Bloomfield this morning repeated that decision was based on officials' health advice.
"Our team, which does a review every two weeks, went through a whole range of data, looked at the various criteria. They did that early last week.
"We've still got a large and very active Omicron outbreak in New Zealand - 13,000 to 14,000 cases a day. The numbers are coming down, but also nearly 700 people in hospital around the country and nearly half of those are in Auckland - that's a lot of pressure on our health system.
"Everyone is as keen as anything to get back to normal as soon as we can and that's certainly top of mind for us but it's by no means normal in our healthcare system and that's really where we need to focus our efforts still.

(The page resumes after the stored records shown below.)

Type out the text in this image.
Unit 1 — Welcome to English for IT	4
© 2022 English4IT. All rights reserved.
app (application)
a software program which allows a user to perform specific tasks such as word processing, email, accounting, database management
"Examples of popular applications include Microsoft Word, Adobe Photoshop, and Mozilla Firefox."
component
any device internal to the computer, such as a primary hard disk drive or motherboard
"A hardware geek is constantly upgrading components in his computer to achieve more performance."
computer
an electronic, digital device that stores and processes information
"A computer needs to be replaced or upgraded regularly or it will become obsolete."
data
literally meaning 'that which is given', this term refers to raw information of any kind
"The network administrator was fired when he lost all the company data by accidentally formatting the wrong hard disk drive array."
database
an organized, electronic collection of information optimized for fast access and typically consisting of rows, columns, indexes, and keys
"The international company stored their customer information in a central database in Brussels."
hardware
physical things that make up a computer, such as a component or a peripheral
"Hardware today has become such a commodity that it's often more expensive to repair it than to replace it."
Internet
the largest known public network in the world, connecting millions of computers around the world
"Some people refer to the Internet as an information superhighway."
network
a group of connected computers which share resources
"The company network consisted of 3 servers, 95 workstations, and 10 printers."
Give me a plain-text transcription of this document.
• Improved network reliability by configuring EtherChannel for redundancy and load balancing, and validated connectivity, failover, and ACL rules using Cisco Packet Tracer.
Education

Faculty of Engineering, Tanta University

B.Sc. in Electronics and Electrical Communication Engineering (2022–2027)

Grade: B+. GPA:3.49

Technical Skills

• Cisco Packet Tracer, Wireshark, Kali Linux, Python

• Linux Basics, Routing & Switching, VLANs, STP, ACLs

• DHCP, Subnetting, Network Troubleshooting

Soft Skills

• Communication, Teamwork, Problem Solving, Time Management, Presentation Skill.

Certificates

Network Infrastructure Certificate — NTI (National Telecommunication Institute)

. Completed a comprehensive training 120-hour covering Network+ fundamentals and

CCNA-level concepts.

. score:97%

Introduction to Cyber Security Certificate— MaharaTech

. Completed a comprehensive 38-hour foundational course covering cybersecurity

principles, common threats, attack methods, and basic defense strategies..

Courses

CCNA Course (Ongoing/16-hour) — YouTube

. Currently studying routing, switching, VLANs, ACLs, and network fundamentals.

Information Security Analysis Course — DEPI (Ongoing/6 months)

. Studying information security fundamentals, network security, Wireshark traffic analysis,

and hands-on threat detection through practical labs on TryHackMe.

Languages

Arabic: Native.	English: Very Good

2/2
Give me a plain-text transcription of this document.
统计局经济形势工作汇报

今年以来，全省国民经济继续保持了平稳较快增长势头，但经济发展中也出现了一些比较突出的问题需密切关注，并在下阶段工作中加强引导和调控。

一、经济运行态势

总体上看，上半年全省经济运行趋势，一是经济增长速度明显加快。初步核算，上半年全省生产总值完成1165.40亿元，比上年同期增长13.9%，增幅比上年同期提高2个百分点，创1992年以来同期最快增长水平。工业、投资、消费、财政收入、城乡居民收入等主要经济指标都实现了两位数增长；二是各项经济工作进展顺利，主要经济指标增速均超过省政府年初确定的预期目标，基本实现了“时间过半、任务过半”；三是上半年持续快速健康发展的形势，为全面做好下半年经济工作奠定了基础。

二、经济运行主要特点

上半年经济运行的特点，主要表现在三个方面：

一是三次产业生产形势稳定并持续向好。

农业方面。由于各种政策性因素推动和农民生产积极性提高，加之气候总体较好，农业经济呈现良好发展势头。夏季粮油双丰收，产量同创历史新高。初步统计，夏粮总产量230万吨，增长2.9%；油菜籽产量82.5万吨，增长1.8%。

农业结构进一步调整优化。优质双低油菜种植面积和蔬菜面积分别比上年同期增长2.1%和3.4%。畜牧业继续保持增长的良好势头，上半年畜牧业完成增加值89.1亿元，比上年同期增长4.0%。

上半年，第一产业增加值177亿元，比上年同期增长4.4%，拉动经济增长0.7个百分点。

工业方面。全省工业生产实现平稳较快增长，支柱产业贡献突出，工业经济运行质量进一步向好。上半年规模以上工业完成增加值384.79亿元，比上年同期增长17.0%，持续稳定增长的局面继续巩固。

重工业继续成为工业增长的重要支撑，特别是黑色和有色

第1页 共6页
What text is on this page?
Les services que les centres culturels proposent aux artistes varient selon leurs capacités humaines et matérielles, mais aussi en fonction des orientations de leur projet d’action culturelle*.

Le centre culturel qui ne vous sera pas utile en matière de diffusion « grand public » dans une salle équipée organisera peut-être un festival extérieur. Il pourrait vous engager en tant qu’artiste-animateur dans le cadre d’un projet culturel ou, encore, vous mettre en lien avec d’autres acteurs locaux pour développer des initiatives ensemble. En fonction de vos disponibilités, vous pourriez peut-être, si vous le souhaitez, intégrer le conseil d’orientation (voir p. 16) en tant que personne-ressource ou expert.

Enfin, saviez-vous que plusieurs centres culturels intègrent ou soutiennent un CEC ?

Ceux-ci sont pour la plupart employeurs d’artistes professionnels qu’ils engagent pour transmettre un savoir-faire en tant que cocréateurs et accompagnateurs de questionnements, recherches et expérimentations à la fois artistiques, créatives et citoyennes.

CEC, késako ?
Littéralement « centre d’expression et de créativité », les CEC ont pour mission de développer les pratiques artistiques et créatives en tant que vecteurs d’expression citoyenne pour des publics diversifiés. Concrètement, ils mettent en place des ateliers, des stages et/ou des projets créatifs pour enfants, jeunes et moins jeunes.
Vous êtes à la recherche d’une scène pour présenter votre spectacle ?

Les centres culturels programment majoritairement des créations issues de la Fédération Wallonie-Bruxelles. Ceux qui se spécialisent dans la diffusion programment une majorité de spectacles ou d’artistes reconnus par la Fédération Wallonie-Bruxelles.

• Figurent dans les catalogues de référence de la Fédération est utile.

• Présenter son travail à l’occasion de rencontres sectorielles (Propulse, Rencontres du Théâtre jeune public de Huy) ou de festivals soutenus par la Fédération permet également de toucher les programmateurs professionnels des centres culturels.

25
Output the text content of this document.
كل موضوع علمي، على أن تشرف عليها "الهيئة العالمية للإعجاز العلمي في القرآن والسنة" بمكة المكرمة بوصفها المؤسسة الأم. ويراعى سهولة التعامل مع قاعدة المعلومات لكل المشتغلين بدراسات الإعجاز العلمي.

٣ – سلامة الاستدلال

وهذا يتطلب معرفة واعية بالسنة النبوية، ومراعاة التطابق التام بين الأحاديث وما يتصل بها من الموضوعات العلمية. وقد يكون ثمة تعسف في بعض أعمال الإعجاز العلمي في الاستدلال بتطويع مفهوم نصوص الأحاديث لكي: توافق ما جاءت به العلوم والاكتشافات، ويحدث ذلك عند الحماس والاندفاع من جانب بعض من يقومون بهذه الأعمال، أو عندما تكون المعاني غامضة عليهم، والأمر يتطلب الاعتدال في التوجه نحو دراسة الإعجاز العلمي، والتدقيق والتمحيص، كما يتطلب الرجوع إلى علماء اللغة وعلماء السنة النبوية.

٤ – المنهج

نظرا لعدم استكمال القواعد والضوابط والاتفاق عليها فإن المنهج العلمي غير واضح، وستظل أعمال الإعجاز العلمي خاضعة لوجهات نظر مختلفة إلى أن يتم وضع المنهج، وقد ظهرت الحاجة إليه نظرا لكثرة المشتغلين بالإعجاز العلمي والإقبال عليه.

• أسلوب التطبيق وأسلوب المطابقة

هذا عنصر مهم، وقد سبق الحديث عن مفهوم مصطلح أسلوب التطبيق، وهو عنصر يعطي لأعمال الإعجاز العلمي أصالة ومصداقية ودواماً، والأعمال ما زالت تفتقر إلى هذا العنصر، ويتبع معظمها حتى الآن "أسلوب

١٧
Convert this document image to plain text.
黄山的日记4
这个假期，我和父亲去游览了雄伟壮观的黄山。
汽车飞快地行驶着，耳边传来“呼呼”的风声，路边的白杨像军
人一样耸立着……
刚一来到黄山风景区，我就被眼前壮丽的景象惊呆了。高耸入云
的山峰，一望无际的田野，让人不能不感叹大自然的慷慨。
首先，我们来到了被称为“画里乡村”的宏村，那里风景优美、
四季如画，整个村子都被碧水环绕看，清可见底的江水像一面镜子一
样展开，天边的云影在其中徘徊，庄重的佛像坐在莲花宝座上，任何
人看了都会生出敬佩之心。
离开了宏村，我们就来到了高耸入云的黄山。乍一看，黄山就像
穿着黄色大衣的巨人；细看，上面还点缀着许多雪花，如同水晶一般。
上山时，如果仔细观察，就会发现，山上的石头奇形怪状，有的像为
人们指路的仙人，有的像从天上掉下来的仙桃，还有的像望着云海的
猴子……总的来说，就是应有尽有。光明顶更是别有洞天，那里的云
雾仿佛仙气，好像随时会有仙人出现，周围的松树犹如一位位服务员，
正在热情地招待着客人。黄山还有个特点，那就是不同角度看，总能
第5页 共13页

"We want to keep that downward trajectory going."
He said there was no single number that would lead officials to advise a move to orange.
"There are a few things we're looking at and one, of course, is not just the number of people in hospital but the number of new admissions each day. There's still over 350 people in hospital across the Auckland region.
"Only around 1 per cent of our cases end up in hospital so there's quite a significant number of people who are also being looked after in the community - by general practices, by Māori and Pacific providers."
With indoor gathering, limits increased to 200 but hospitality still operates on a seated and separated basis, it may seem perverse that house parties can have up to that number but bars are much more restricted. Bloomfield suggested bars would be harder to contact trace.
"One of the things about a private gathering is there's more control over who comes and so you tend to know who the people are. It's much easier to let people know if someone turns up a positive test.
"Certainly we've known right from early on in the pandemic that those sort of indoor settings with close contact, a lot of people moving around, those are the places where we do see transmission happening, especially in that age group. We've still got high rates of infection in that younger age group."